Another phone call to my mother.

I asked my mother how Jerry tortures her about my lack of gift each Christmas.

"He waits until you leave," she said. "Then, he starts looking around the room, under the tree. Then he looks at me and asks, 'Did he get me anything?'"

She always says that she doesn't think so.

"He didn't hand me anything," Jerry says, continuing to look around the room.

And he pouts, apparently. He gets a look on his face.

"I don't think he got me anything," Jerry says.

I asked my mother if he was that dense.

She said no one expects an apology from anyone.

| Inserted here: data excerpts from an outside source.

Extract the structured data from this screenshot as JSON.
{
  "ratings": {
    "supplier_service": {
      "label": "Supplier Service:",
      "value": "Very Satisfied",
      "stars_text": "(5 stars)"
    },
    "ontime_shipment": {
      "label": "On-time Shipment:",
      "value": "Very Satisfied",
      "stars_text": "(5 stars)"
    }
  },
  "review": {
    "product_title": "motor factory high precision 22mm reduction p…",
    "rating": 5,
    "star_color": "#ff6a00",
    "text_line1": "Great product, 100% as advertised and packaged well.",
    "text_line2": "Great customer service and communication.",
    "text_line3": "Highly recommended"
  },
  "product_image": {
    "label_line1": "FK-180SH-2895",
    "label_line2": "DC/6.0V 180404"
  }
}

I told her that the whole thing struck me as a big, giant lie. Buying gifts for people that you don't like.

She told me to consider it as a gift to her, buying her some peace this year.

I told her I was tired of the whole "Christmas Is Ruined!" schtick. She said that, whatever I decided to do about Jerry's gift, she'd cope with the consequences, but that she'd appreciate it if I just let this minor act-of-grievance, justified though it may be, slide.

But I'm tired of doing things I don't want to do just to make Jerry shut up.

In writing my cousin for advice on the matter, I referred to all this as "Christmas negotiations."

I feel like I'm trying to map out peace in the Middle East. Like my mom and I are attempting to achieve the "Stepfather Gift Accord of 2003."

Apparently, today is her 16th wedding anniversary.